Carla, la superbe amie portugaise de Costa, s’en moque. Dans un anglais laborieux, elle explique que son Rui, qui ne maîtrise que le portugais, ne s’attendait pas à être sacré champion du monde.  » He say, world championships is Euromillions : big lottery, little chance to win. But he wanted do his best. And now : victory ! « Joao Correira, le manager de Costa, est plus polyglotte. Pendant que Carla distribue des photos du champion du monde à une vingtaine de personnes, Correira parle de la motivation tranquille de son poulain et de l’espoir auquel il est raccroché.

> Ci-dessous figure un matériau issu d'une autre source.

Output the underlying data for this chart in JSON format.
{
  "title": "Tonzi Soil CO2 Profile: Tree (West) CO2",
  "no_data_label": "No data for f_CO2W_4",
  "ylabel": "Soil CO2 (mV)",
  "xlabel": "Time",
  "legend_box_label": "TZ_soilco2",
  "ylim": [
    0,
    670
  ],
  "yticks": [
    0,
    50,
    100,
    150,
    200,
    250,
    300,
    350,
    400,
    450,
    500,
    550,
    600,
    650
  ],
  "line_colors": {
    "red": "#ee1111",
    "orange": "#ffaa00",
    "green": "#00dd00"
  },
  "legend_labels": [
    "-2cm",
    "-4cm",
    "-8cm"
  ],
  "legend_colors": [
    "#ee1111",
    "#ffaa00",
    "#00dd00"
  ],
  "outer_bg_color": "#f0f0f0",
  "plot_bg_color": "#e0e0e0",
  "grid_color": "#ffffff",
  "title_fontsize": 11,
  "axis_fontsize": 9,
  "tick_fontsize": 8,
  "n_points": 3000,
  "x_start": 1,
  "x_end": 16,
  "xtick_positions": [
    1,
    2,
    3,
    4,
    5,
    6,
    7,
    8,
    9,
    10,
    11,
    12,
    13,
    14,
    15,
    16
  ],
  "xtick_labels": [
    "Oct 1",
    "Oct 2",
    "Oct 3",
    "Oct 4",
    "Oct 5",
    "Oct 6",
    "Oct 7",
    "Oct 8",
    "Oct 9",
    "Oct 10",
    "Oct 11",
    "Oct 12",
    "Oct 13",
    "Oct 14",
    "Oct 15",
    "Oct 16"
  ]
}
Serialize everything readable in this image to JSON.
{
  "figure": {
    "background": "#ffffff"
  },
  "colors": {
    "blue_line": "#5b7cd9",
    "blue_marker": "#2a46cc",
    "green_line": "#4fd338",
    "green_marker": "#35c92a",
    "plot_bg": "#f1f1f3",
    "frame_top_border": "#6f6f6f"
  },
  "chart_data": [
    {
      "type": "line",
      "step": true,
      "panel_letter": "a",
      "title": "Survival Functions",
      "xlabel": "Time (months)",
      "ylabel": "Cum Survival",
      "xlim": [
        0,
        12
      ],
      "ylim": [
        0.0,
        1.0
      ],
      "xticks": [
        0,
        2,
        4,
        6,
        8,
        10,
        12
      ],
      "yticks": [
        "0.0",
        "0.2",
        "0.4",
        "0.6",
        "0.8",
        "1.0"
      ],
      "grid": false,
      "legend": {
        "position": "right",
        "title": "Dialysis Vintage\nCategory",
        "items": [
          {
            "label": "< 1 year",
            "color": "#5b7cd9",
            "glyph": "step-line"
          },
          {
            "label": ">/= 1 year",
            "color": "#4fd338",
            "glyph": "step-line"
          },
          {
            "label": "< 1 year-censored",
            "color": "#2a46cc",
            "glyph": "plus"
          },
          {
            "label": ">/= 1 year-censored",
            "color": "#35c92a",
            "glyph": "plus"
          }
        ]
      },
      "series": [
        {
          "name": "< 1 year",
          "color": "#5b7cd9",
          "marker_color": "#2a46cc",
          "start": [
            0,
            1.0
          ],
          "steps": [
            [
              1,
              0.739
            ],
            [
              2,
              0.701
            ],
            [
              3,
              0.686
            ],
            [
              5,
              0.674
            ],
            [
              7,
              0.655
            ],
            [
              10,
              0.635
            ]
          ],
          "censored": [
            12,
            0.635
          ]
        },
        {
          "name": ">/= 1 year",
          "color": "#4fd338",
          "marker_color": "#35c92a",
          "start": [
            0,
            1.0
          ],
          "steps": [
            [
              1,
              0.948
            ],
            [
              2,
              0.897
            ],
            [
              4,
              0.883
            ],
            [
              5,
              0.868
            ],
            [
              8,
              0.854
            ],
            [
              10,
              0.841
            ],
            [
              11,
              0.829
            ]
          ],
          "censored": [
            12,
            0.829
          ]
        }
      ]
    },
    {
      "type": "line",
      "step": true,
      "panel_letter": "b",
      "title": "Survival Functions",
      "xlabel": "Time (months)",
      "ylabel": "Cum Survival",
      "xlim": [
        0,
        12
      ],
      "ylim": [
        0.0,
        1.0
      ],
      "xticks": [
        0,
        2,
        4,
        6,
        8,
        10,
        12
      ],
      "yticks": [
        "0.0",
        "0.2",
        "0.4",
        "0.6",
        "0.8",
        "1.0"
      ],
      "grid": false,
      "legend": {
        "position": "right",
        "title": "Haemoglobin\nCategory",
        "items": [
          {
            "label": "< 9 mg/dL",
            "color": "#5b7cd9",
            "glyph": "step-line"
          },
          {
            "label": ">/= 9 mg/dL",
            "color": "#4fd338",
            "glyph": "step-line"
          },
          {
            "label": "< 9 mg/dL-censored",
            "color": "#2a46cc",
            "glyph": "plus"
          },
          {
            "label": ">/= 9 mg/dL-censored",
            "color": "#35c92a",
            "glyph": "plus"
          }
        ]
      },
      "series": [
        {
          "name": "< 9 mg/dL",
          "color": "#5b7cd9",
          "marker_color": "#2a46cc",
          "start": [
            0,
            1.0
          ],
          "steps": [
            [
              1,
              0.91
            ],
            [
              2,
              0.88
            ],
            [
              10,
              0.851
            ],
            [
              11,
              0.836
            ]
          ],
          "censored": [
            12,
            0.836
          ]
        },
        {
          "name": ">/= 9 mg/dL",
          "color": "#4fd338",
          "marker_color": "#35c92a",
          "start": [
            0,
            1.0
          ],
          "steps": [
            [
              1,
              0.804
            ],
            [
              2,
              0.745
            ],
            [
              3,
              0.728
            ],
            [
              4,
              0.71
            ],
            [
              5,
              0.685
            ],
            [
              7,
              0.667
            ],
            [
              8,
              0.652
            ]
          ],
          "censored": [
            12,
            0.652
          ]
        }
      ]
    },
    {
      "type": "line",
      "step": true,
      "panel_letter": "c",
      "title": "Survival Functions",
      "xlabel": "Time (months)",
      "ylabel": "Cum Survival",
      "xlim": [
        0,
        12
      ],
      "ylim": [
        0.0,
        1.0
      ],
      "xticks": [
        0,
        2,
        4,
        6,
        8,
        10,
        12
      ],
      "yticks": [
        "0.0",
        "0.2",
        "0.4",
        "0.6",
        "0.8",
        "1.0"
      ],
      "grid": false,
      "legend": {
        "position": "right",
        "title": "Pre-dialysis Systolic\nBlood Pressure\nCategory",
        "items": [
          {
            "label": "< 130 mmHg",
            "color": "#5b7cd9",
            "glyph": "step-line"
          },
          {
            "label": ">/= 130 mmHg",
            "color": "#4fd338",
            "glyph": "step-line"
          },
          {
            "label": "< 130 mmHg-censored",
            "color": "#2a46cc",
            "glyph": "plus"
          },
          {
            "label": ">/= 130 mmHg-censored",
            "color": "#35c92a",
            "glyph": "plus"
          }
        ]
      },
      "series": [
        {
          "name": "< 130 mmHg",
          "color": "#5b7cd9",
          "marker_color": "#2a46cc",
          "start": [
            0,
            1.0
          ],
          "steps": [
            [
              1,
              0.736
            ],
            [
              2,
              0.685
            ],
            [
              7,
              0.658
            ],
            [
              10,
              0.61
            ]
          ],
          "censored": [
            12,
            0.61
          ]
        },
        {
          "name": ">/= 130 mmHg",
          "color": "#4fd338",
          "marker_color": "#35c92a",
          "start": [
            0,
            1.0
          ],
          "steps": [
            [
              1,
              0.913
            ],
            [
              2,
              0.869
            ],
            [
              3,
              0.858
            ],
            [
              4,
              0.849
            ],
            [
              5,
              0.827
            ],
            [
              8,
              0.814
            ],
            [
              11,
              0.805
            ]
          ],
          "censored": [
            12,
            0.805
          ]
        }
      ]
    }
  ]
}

 » Connaissez-vous Rui Costa ? Je ne parle pas du coureur mais de l’ancien footballeur, de la génération de Luis Figo ? C’était l’idole de Rui, qui a d’ailleurs fait sa connaissance depuis. Où le joueur a-t-il disputé la majeure partie de sa carrière et acquis sa renommée ? A la Fiorentina, dont il est toujours un monument. Et dans quelle ville nous trouvons-nous ?  » Il nous adresse un clin d’oeil avant de suivre son poulain, un bras protecteur passé sur ses épaules.